Completely off the mark
The Tories don't understand the value of the BBC, The Guardian fumes:
“This global asset is tossed aside in the ideological mayhem created by this strange generation of nation-destroying Tories. Mesmerised by the noise made by its detractors in the rightwing press, Johnson thinks the BBC is some preserve of the metropolitan liberal elite. ... If the BBC, and its users, make a trenchant and confident case for what everyone would lose without it, it will survive and thrive. So the country has to ask itself what it values most: a great national broadcaster with such a wealth of programmes at the cheapest rate, or the political posturing of a lame-duck prime minister?”
Come down from its pedestal
But The Daily Telegraph see no reason why the BBC should enjoy special status:
“The new media behemoths often produce output of a higher quality than the BBC, which is replete with reality shows, games and quizzes that are not obviously in the public interest. Moreover, in order to function, the Corporation seems to require a bureaucracy of highly paid executives who seem to believe it is acceptable for poorer people to pay more to fund their inflated salaries. The BBC fears the licence fee freeze will cost it millions of pounds. In which case it should do what everyone else has to do in straitened circumstances and make economies in its annual budget.”
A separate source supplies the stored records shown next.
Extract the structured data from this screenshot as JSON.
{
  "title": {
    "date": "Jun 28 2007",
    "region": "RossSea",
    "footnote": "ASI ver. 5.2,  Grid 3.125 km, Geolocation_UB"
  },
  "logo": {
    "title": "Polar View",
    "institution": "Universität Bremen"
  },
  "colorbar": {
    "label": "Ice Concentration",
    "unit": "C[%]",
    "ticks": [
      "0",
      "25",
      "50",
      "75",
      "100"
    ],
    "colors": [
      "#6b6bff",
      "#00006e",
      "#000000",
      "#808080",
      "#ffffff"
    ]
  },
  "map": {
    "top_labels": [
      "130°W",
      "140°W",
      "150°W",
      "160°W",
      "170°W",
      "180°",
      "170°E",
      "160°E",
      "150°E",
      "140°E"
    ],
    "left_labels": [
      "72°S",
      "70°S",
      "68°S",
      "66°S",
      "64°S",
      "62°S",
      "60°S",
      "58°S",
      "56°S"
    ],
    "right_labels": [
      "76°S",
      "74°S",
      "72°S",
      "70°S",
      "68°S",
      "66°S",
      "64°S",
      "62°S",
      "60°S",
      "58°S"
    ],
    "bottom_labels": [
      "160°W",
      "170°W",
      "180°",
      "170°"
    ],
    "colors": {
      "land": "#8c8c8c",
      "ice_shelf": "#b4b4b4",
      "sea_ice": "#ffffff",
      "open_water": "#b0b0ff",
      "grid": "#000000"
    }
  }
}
BBC still needed as counterweight
The Frankfurter Rundschau sees this as more than a mere diversionary manoeuvre by the government:
“The Conservatives declared war on the liberal giant a long time ago - not just because of the many critical reports on Brexit and its sometimes dramatic consequences. If the plan is not stopped, not only will thousands lose their jobs at the broadcaster, but also the British media landscape, which has been shifted to the right by Rupert Murdoch and others, would lose an important counterweight.”